Windows support should therefore not be read as "a Mac-first tool now also runs on Windows." Many enterprise developers live on Windows laptops shaped by corporate security policy, Microsoft Store app distribution, PowerShell, Visual Studio, WSL, endpoint protection, and proxy rules. If a coding agent cannot handle that surface directly, it remains a personal productivity tool. OpenAI's Windows sandbox post shows the low-level engineering required for local agents to become deployable enterprise software.
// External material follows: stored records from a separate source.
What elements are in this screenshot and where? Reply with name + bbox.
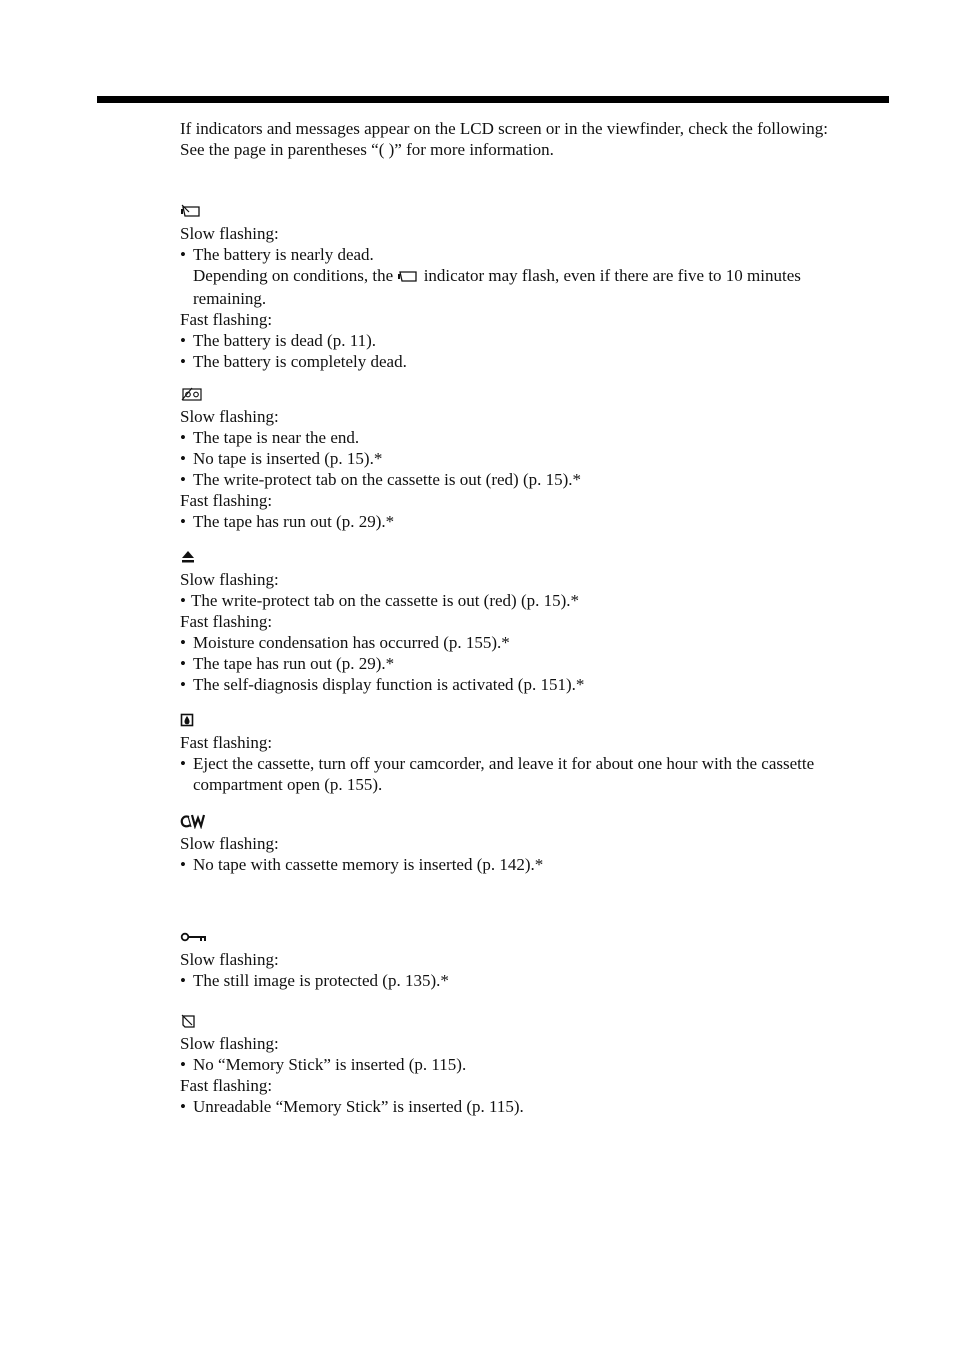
list-item: • The battery is completely dead. [180, 352, 407, 371]
tape-slow-label: Slow flashing: [180, 407, 279, 426]
intro-line-2: See the page in parentheses “( )” for more information. [180, 140, 554, 159]
list-item: • The self-diagnosis display function is activated (p. 151).* [180, 675, 585, 694]
list-item: • The battery is nearly dead. [180, 245, 374, 264]
list-item: • No tape with cassette memory is inserted (p. 142).* [180, 855, 544, 874]
list-item: • The tape has run out (p. 29).* [180, 654, 395, 673]
list-item: • Moisture condensation has occurred (p. 155).* [180, 633, 510, 652]
tape-fast-label: Fast flashing: [180, 491, 273, 510]
battery-slow-label: Slow flashing: [180, 224, 279, 243]
memory-stick-icon [180, 1013, 870, 1033]
main-content [180, 118, 870, 1117]
intro-line-1: If indicators and messages appear on the LCD screen or in the viewfinder, check the following: [180, 119, 828, 138]
battery-fast-label: Fast flashing: [180, 310, 273, 329]
list-item: • The still image is protected (p. 135).* [180, 971, 449, 990]
eject-fast-label: Fast flashing: [180, 612, 273, 631]
memory-stick-fast-label: Fast flashing: [180, 1076, 273, 1095]
cassette-memory-section [180, 813, 870, 875]
memory-stick-slow-label: Slow flashing: [180, 1034, 279, 1053]
list-item: • Unreadable “Memory Stick” is inserted (p. 115). [180, 1097, 524, 1116]
protect-section [180, 929, 870, 991]
battery-inline-icon [397, 267, 419, 288]
battery-icon [180, 203, 870, 223]
list-item: • The write-protect tab on the cassette is out (red) (p. 15).* [180, 470, 582, 489]
tape-section [180, 386, 870, 532]
list-item: • The battery is dead (p. 11). [180, 331, 376, 350]
cassette-memory-slow-label: Slow flashing: [180, 834, 279, 853]
list-item: • The tape is near the end. [180, 428, 360, 447]
intro [180, 118, 870, 160]
list-item: • No “Memory Stick” is inserted (p. 115). [180, 1055, 467, 1074]
eject-icon [180, 549, 870, 569]
list-item-continued: Depending on conditions, the indicator may flash, even if there are five to 10 minutes remaining. [193, 266, 801, 308]
battery-section [180, 203, 870, 372]
moisture-icon [180, 712, 870, 732]
moisture-section [180, 712, 870, 795]
eject-section [180, 549, 870, 695]
key-icon [180, 929, 870, 949]
cassette-memory-icon [180, 813, 870, 833]
list-item: • The write-protect tab on the cassette is out (red) (p. 15).* [180, 591, 580, 610]
eject-slow-label: Slow flashing: [180, 570, 279, 589]
tape-icon [180, 386, 870, 406]
memory-stick-section [180, 1013, 870, 1117]
moisture-fast-label: Fast flashing: [180, 733, 273, 752]
list-item: • No tape is inserted (p. 15).* [180, 449, 383, 468]
protect-slow-label: Slow flashing: [180, 950, 279, 969]
list-item: • The tape has run out (p. 29).* [180, 512, 395, 531]
top-rule [97, 96, 889, 103]
list-item: • Eject the cassette, turn off your camcorder, and leave it for about one hour with the cassette compartment open (p. 155). [180, 754, 815, 794]
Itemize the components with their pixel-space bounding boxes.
The conclusion is dry but important. The next baseline for coding agents is not only smarter answers. It is narrower, more explainable execution. If an agent is going to work like a developer, giving it the developer's full authority will not scale. OpenAI's combination of sandbox users, firewall rules, restricted tokens, ACLs, and command runners shows where the category is headed. In the age of AI-written code, trust is decided as much by the local operating system boundary as by the model card.